Can anyone confirm that what I'm having is migraine with aura or have any idea what else it could be?

  1. Hello,
    I’ve had something visually similar but not associated with exercise. I actually can’t link it to any activity, it just happens spontaneously for me. I gradually lose vision in my left eye only for approx five minutes of less. Starts similar to the visual feeling you get when your about to pass out and gradually I lose all sight. Went to many doctors and was told it may be related to drops in blood pressure, a possible blood vessel being constructed but more than likely I’m having eye migraines. I’ve had migraines for years, just never anything visual.

    1. Hi ,
      I'm sorry to hear you are having to experience this. Have you seen a neurologist for this condition or only ophthalmologists? If this is related to migraine attacks, you should see a neurologist, even if they have to refer you to an optical neurologist. I found an article about this on our site that I hope may help.

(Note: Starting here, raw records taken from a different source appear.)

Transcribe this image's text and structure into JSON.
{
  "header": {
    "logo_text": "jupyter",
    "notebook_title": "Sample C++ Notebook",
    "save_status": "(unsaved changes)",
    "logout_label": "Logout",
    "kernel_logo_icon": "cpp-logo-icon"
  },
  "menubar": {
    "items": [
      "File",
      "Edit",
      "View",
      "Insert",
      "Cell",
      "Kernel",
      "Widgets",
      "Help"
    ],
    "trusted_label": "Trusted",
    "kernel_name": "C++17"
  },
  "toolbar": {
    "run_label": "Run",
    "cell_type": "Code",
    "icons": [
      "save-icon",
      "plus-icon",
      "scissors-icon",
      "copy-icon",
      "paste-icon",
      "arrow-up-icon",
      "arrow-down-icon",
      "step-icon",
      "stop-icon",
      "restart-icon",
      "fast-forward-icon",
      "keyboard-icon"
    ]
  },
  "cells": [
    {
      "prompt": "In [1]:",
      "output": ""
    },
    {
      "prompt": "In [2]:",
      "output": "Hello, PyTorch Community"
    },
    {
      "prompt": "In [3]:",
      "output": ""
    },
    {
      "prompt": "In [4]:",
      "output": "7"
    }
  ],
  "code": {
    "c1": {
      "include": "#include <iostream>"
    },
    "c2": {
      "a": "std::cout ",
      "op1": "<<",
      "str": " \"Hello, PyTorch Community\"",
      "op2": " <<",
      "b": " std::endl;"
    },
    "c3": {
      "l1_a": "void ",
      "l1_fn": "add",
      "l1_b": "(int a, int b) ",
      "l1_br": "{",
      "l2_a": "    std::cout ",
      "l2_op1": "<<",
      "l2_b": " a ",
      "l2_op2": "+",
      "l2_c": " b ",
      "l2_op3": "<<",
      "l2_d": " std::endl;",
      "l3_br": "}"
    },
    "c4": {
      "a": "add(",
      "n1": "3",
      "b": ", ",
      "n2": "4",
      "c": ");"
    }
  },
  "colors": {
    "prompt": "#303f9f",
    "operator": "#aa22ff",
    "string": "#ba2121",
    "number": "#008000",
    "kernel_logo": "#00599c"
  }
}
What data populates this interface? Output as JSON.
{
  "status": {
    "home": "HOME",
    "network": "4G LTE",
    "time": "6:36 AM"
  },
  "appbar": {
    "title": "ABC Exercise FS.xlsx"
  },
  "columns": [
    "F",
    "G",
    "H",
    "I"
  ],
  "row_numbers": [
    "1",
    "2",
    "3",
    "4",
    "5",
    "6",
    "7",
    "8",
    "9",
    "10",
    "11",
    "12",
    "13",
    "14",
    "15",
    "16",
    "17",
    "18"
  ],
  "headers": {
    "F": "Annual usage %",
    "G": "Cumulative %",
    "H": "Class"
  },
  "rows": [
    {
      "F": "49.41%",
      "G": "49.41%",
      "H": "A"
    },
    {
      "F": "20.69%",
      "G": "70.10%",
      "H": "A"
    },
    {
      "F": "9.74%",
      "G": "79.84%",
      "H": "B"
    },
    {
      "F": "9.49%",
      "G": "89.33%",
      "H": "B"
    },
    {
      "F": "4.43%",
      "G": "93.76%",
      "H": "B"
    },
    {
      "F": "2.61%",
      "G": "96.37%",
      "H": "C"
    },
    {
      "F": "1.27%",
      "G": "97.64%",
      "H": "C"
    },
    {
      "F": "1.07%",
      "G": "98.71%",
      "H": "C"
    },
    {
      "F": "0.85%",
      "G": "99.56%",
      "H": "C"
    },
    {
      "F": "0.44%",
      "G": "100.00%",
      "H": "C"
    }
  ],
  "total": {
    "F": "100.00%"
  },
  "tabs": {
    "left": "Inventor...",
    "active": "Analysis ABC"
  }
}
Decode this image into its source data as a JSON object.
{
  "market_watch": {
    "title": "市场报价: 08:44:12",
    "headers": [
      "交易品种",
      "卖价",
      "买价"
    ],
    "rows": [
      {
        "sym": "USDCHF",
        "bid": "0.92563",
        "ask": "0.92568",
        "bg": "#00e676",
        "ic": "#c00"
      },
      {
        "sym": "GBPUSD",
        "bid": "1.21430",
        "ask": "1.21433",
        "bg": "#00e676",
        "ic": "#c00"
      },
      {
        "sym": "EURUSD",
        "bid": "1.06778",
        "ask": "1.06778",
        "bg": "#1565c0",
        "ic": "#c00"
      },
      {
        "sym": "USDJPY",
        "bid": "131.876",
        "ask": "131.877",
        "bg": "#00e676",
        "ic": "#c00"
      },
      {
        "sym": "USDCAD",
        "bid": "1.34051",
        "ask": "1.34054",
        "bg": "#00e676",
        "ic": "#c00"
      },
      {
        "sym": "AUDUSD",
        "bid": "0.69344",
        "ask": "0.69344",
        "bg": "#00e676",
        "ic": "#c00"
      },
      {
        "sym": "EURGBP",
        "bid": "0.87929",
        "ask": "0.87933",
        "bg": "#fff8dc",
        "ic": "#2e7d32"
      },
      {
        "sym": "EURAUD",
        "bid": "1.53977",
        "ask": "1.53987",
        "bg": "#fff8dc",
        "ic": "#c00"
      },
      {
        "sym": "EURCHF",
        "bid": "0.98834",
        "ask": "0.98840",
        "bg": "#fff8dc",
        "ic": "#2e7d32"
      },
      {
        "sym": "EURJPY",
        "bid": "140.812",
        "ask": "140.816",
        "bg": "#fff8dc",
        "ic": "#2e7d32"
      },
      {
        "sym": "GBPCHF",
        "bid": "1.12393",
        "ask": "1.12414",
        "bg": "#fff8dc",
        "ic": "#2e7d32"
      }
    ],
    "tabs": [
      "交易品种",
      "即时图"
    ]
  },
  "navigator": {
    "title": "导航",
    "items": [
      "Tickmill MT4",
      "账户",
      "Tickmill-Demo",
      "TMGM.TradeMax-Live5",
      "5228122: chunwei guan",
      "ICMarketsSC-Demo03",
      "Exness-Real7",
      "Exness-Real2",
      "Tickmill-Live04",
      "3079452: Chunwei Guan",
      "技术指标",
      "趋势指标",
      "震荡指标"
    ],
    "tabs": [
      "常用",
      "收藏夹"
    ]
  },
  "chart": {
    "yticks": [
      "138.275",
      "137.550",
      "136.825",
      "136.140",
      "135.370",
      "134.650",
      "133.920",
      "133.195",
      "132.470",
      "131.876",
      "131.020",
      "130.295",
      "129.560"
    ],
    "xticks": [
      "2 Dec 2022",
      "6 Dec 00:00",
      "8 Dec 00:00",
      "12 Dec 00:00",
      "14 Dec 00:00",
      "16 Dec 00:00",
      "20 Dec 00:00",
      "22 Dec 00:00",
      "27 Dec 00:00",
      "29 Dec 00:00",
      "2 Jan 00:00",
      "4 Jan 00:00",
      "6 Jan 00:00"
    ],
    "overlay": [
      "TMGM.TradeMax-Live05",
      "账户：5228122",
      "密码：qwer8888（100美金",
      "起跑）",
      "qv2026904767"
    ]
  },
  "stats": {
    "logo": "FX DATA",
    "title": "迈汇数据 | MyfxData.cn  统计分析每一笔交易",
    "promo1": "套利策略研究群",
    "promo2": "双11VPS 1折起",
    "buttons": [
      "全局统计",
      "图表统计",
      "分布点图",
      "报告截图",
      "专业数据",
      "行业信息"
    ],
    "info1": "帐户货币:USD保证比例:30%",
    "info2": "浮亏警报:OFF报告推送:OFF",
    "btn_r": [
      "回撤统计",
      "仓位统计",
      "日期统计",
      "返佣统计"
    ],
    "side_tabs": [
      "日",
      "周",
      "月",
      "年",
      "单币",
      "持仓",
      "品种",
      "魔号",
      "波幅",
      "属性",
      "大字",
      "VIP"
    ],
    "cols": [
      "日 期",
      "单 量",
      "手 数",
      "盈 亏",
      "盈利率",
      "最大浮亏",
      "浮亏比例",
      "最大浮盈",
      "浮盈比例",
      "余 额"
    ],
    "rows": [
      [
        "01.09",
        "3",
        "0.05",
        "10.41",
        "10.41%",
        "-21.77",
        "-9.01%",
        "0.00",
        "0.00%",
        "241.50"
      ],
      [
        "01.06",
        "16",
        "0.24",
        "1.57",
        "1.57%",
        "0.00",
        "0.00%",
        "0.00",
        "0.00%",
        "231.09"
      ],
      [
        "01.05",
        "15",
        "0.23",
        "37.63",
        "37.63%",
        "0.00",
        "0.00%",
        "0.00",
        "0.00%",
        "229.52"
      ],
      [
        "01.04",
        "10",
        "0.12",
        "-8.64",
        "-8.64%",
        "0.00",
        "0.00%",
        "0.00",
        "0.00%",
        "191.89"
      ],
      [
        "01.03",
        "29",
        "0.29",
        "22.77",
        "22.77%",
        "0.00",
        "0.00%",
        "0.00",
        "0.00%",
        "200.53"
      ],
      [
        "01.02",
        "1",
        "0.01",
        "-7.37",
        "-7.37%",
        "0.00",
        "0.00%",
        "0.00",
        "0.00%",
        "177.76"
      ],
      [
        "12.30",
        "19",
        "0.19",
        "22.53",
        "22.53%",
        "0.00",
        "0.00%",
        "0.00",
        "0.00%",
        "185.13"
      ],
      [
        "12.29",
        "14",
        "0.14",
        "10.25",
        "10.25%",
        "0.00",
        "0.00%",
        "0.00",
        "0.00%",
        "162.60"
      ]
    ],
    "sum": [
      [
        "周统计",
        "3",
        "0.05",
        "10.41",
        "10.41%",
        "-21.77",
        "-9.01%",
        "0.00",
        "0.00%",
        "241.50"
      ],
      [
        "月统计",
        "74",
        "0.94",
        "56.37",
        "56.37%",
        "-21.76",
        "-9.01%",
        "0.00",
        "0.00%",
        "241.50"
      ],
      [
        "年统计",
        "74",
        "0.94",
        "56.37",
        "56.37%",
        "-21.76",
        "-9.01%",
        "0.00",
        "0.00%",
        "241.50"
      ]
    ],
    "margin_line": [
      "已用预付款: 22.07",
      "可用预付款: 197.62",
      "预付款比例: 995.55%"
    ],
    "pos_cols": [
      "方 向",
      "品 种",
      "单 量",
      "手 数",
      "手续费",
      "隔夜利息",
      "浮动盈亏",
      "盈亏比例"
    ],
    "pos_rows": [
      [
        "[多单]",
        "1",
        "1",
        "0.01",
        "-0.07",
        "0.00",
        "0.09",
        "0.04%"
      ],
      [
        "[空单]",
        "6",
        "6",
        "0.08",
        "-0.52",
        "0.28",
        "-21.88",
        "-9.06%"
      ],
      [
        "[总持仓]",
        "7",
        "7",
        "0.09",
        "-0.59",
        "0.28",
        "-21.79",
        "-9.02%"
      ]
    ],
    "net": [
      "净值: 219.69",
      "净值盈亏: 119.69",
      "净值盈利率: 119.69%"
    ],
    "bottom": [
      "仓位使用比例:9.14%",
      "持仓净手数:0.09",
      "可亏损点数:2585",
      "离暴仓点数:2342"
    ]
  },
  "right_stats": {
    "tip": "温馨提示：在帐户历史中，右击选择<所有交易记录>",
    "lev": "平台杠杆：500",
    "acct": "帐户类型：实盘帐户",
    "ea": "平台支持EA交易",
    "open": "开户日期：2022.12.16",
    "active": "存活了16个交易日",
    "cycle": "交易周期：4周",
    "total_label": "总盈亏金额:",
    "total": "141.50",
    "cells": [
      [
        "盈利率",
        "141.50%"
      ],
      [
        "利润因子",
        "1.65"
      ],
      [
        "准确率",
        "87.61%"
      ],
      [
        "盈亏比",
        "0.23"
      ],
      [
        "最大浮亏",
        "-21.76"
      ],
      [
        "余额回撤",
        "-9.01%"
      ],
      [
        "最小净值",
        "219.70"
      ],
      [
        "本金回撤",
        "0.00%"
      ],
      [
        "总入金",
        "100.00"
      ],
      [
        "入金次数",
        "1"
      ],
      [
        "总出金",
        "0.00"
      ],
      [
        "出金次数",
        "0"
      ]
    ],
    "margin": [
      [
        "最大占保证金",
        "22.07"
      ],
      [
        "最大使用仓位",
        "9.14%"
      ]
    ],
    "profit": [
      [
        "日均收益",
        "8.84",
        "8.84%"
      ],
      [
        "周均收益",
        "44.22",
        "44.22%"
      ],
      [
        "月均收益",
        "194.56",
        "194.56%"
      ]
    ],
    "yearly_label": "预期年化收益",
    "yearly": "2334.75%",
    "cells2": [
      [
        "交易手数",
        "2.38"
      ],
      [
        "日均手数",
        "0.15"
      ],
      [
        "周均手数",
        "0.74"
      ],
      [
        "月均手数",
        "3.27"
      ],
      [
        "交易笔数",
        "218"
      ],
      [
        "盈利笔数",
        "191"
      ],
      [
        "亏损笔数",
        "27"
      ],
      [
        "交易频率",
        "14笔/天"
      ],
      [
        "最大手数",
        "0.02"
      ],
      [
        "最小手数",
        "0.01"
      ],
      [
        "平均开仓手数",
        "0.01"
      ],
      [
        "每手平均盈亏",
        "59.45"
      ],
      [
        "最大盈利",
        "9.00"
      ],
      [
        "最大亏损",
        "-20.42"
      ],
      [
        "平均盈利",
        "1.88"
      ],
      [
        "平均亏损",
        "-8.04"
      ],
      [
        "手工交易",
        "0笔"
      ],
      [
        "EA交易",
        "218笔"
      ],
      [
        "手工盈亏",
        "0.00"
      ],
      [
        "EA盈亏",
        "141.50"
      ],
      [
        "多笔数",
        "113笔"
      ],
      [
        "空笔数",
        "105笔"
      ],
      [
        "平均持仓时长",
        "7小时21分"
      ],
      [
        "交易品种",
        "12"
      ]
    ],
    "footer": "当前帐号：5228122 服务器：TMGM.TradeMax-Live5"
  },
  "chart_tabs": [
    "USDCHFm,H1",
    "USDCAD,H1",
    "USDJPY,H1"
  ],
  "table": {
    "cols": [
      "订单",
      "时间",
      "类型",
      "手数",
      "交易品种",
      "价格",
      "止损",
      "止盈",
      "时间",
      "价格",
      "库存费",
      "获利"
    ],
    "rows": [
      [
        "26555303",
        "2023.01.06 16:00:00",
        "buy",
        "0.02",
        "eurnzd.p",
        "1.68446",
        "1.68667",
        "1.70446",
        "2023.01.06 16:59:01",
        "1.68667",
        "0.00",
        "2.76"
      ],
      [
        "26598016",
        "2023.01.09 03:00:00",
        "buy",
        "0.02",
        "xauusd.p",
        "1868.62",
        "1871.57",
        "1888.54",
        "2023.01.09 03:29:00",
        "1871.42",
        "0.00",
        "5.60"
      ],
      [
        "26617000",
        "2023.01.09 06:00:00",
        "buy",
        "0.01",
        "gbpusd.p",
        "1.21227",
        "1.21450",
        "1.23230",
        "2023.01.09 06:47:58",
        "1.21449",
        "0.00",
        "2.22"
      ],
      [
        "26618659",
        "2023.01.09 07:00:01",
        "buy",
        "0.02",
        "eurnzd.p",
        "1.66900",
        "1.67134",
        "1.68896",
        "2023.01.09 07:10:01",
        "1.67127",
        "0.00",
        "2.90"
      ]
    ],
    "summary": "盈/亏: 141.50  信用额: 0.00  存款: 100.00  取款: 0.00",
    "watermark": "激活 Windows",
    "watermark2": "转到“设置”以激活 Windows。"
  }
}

      I hope you get some answers soon!

      Peggy ( team)

  2. Hi, stebe. Thanks for reaching out. We can't give medical advice on the site for your safety, but we can give you some things to consider. First, migraine can be brought on by all kinds of things, including diet and exercise (or lack of exercise). For some people, they can find relief if they do a certain activity or eat/drink something quickly, as you do with the sweet drinks. Many people here even crave certain kinds of food during or after a migraine.

    I know you are skeptical, but your visual and headache symptoms coupled with the family history makes me think it's worth considering migraines. Are you working with a neurologist at this point? Ideally, we recommend trying to find a headache specialist in your area. (Not all neurologists specialize in headaches.) I am also a big fan of getting a second (or 3rd, etc) opinion when you're trying to get to the bottom of what's going on.

    If you haven't already, it may be useful for you to track your experiences either on paper or on a computer, so you can share them with your care team and look for potential triggers.

    Please know that we are here to support you and provide resources where we can, even if you end up not having migraine. Fingers crossed for you it's something with an easy fix -- keep us posted, okay?